32 thoughts on “A Tented Olympics

  1. How wonderful, an outing to watch the best.

    I do love how brave the Dutch are in those orange outfits. We loved them like that during the Soccer World Cup in 2010 here, but it was a bit colder so they tended towards better cover-up stuff, though still Orange.

    1. It did, largely. We had a few spots half way through the morning and the umbrellas came out. But then the clouds shuffled onwards and the sun came out…lots of thunder, though!

  2. I so envy you which is strange for me who always carps about all things Olympian. There is something delightful about spending time on the water’s edge watching boats and people. I rowed at school and our boat house was on Runnymede..

    1. It was lovely, Roger….if you have to go and see an Olympic sport that’s the one to choose. The wildlife was going nuts – swallows, ducks, the odd grumpy pike, and black headed gulls. Cool, sparkling, invigorating. So: you rowed at Runnymede….now it is I who envy you….

  3. Oh, the egos of men – I think a “jousting friendly” is an oxymoron in a man’s world. All that willy waving is laughable until it leads to war. (Mind you, some women are not much better.)

  4. Wonderful, wonderful, wonderful again! I love a “tented” affair, and will now have the rest of the story to tell next time I am closeted in one.

    I keep trying to catch the women’s slalom kayaking and can’t as yet find it. A dear friend’s cousin is there from the States. Caroline Queen. Don’t you love the name? Enjoy, Kate. Enjoy.

  5. We watched some of the rowing highlights from Eton Dorney yesterday . . . the commentators commented on how the rain did not cause everyone in the stands to open their brollies.

    1. I opened my brolly. I was tactful, though. And I asked the people behind me if it was ok. But the rain could not decide whether to start or not, and brollies were soon history.

  6. Dear Kate, to be reading a post from someone who’s right there in the tented area and watching the orange and hearing the Babel of languages. Ah, thank you for sharing. Peace.
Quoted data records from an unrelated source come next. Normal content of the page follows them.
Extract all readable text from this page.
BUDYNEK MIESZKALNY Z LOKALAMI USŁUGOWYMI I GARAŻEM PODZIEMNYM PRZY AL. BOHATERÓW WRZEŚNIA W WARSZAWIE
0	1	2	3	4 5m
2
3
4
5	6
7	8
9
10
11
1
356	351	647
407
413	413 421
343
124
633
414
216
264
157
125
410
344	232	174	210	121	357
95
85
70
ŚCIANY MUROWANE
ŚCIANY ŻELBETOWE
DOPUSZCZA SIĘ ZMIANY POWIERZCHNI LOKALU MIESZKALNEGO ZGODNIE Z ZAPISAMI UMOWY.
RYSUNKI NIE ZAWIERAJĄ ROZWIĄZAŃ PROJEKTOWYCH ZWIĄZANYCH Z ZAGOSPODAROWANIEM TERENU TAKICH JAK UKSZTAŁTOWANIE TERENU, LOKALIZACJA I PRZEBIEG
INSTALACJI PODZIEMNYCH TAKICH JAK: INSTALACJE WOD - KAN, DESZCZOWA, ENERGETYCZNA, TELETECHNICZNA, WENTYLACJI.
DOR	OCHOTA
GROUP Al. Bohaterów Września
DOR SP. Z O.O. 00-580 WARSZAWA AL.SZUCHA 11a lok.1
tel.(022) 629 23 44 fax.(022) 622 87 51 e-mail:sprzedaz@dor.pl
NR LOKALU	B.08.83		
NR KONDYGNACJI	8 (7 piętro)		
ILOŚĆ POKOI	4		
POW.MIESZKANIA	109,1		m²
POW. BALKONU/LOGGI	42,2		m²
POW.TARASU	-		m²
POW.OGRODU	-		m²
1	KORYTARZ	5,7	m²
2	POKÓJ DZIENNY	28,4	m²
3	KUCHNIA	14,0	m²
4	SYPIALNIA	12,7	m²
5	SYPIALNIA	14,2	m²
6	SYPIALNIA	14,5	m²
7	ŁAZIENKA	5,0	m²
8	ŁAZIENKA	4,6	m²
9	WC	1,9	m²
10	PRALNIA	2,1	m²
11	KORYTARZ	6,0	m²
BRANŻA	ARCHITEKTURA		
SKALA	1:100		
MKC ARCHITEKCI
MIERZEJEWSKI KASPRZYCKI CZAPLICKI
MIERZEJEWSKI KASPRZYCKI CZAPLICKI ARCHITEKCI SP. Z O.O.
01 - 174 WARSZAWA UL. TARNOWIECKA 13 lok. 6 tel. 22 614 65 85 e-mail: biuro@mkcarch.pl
  7. You’ve emphasized a point I’ve been making since the Opening ceremonies. GB has brilliantly acknowledged history in even small details. I’ve been appreciative of this and can’t help but make the comparison that in the U.S. there is unending emphasis on constant innovation and I long for more depth and less superficiality! I am going to use your observation about the tents to further strengthen my point…surely someone I know will want to hear my opinion! LOL! And I’d definitely be standing with Phil, I think…I don’t have enough competitive spirit…I want everyone to have a good time! D

  8. It could be said that Hennery harrived with evil in tent? And Runnymede is a Baron place? (Someone had to say it!)
    I wish I could see the rowing live. It is a really exciting speckled potato sport.

  9. Even more envious 🙂 Thank you for the history lesson! A division of the tea plantation in Ooty,that my husband worked in was named Runnymede!! The estate was Gelendale!